Speaking to the Yorkshire Post, Ed Davey said the new planning guidance issued by the Government on Thursday “absolutely does not give a veto or a block” to communities fighting proposed wind farms in their local areas.
The Liberal Democrat Cabinet Minister said the overall impact of the changes on the number of turbines being built “could go either way”, suggesting new cash incentives for communities and improved consultations may well smooth the way for extra development to take place.
His intervention follows two days of jubilation on the Tory right, which has seized upon the Government’s new planning guidance as a turning point in its battle against onshore wind farms.
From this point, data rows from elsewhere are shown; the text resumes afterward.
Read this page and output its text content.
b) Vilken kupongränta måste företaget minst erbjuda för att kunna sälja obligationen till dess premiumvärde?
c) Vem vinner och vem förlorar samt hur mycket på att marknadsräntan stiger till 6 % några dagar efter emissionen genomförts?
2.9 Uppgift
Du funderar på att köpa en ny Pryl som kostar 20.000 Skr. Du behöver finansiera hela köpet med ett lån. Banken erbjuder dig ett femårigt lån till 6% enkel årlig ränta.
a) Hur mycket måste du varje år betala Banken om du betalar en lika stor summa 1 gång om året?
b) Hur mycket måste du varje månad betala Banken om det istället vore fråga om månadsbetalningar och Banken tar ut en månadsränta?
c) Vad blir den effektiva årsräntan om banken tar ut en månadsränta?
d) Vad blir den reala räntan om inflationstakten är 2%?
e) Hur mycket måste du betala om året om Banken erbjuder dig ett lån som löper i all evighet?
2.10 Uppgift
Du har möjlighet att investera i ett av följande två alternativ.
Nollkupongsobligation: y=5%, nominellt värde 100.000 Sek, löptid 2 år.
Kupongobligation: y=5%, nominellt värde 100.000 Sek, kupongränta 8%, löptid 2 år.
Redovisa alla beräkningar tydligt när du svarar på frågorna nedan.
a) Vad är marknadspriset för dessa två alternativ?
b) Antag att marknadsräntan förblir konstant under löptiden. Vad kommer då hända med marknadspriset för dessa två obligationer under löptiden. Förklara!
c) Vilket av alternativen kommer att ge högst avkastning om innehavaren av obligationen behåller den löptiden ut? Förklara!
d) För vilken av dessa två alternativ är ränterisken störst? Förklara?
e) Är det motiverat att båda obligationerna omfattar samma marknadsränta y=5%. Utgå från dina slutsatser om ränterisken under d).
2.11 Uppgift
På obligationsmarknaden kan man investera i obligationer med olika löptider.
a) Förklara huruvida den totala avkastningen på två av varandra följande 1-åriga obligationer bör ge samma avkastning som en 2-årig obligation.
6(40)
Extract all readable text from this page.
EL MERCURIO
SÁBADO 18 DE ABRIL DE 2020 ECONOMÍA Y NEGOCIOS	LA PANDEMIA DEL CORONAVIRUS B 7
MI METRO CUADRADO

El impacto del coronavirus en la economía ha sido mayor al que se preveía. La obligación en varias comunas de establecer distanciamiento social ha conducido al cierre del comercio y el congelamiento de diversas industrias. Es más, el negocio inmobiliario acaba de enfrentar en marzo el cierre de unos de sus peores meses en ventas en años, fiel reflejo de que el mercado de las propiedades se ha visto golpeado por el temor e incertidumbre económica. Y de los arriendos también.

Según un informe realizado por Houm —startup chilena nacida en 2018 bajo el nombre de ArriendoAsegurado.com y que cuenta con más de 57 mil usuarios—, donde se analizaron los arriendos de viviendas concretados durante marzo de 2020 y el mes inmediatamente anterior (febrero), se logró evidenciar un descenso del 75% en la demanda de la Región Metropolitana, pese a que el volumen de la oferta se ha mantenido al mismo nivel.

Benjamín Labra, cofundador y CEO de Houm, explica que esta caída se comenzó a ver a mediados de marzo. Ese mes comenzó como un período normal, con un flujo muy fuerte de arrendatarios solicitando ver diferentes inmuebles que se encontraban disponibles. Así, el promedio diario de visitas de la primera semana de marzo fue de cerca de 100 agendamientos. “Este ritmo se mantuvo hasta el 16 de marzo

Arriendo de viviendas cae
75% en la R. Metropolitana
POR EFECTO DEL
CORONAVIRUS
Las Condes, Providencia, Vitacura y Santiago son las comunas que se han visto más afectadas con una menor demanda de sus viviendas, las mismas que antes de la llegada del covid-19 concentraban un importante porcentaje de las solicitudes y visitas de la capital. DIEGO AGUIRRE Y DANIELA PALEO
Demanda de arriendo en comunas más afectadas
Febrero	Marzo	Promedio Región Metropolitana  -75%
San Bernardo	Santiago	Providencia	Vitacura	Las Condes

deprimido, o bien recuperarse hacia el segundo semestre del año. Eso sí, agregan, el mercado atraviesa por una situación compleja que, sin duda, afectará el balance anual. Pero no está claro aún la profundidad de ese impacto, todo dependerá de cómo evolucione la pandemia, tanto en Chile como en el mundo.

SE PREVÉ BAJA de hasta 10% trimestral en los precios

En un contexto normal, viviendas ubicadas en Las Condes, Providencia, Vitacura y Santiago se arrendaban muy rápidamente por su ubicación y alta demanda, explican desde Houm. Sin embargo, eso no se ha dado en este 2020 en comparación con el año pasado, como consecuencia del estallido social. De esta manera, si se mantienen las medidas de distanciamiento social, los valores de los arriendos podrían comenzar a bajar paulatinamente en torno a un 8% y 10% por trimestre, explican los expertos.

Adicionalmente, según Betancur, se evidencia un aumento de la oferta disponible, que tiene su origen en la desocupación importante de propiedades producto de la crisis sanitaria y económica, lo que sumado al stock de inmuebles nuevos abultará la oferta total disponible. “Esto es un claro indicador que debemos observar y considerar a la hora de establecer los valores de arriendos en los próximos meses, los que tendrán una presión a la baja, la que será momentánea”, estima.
Senior Conservative sources were briefing this week that the shake-up provided a “bomb-proof set of safeguards” for communities opposed to new wind farms.
But Mr Davey said the decision to maintain existing levels of public subsidy to the wind industry, while promising financial incentives and better consultation for people affected, could kick-start increased construction of wind farms across the countryside.
“I think it could go either way,” he said. “If you’re getting better engagement between developers and local communities – with more say for local communities, and there are greater community benefits; and the industry has a more stable financial framework – it’s possible to see that might actually mean wind farms go ahead with less controversy, with less confrontation.”